La obra de liquidación del Estado del 18 de julio -tal y como la entrevió Carrero Blanco en su sueño cargado de profecías- se está consumando. Para llevarla a término ha sido necesaria mucha habilidad por parte de los coautores y mucha necedad e ingenuidad por parte de los que ahora se lamentan. A la cita demoledora acudieron fuerzas políticas, sectores católicos, grupos univer­sitarios, instituciones económicas, en franca colaboración con quienes, por principio y consecuencia, tenían, una vez alcanzado el poder, que combatirlos sin piedad. Ellos lo han querido; nosotros no.

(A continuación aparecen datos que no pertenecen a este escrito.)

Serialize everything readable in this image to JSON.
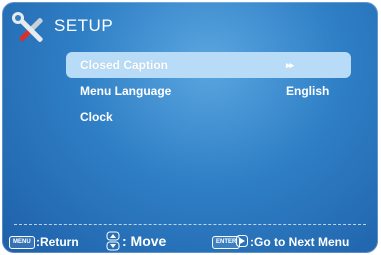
{
  "header": {
    "title": "SETUP",
    "icon": "tools-icon"
  },
  "menu": {
    "items": [
      {
        "label": "Closed Caption",
        "value": "▸▸",
        "selected": true
      },
      {
        "label": "Menu Language",
        "value": "English",
        "selected": false
      },
      {
        "label": "Clock",
        "value": "",
        "selected": false
      }
    ]
  },
  "footer": {
    "menu_key": "MENU",
    "return_label": ":Return",
    "move_label": ": Move",
    "enter_key": "ENTER",
    "next_label": ":Go to Next Menu"
  },
  "colors": {
    "background": "#2f7fc6",
    "highlight": "#b8dcf7",
    "text": "#ffffff"
  }
}
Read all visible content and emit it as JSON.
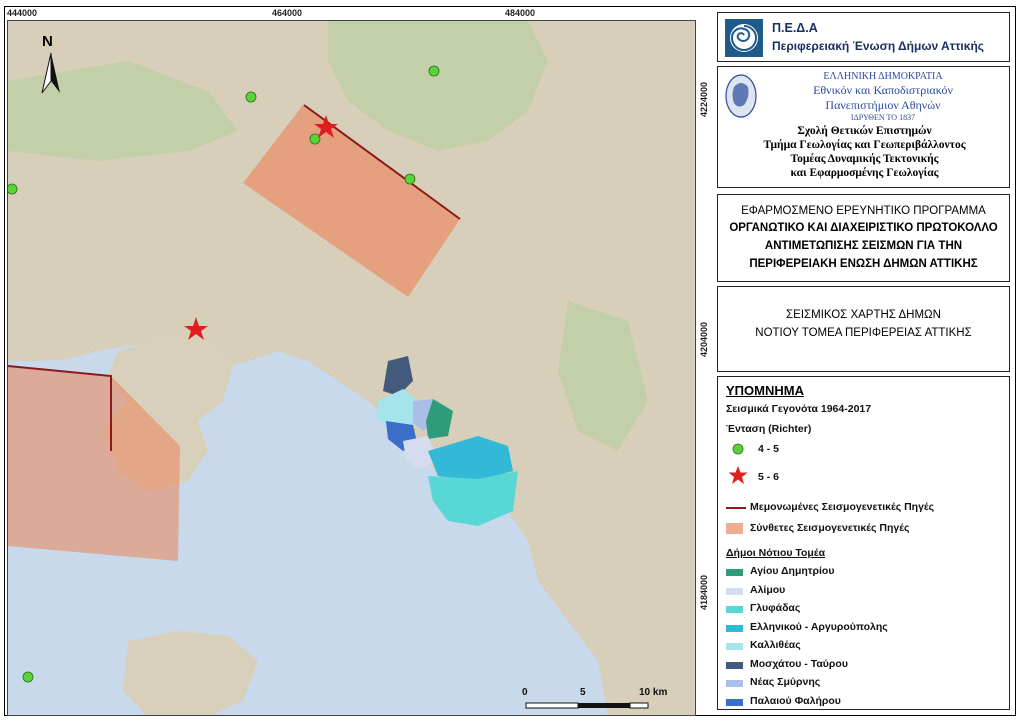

Suárez, en el colmo de la desvergüenza política, antes del referéndum de 15 de diciembre de 1.976, para arrancar el sí del franquismo sociológico, di­jo en la televisión: “no ignoramos nuestro inmediato pasado, el construido por la excepcional figura de Franco”. Mediante la Reforma “la asumimos con responsabilidad y recogemos su herencia, para perfeccionarla”.

Pero Fraga, en términos análogos, decía con idéntico fin, en Santan­der: “El 18 de julio es una gran fecha histórica y nadie puede dudar de nuestra lealtad a esa fecha. Pero el 18 de julio, como el 2 de mayo, no es el fin de la Historia… Yo he sido reformista en los años 60 y lo sigo siendo en A.P. El reformismo es asumir lo pasado y superarlo”. (“Ya”, 21 de mayo de 1.977)

En términos análogos, desde la Secretaría General del Movimiento, se expresaba quien después sería subsecretario del Interior, Eduardo Navarro Álvarez: “Me gustaría formar parte de la conjura, de los moderados, porque los mode­rados han sido los únicos que han hecho progresar al país, desde el siglo XIX. Los exaltados y los reaccionarios sólo han provocado males cuyo efecto ha dura­do hasta la vuelta de los moderados o hasta que ha llegado alguien capaz de mo­derar a todos”.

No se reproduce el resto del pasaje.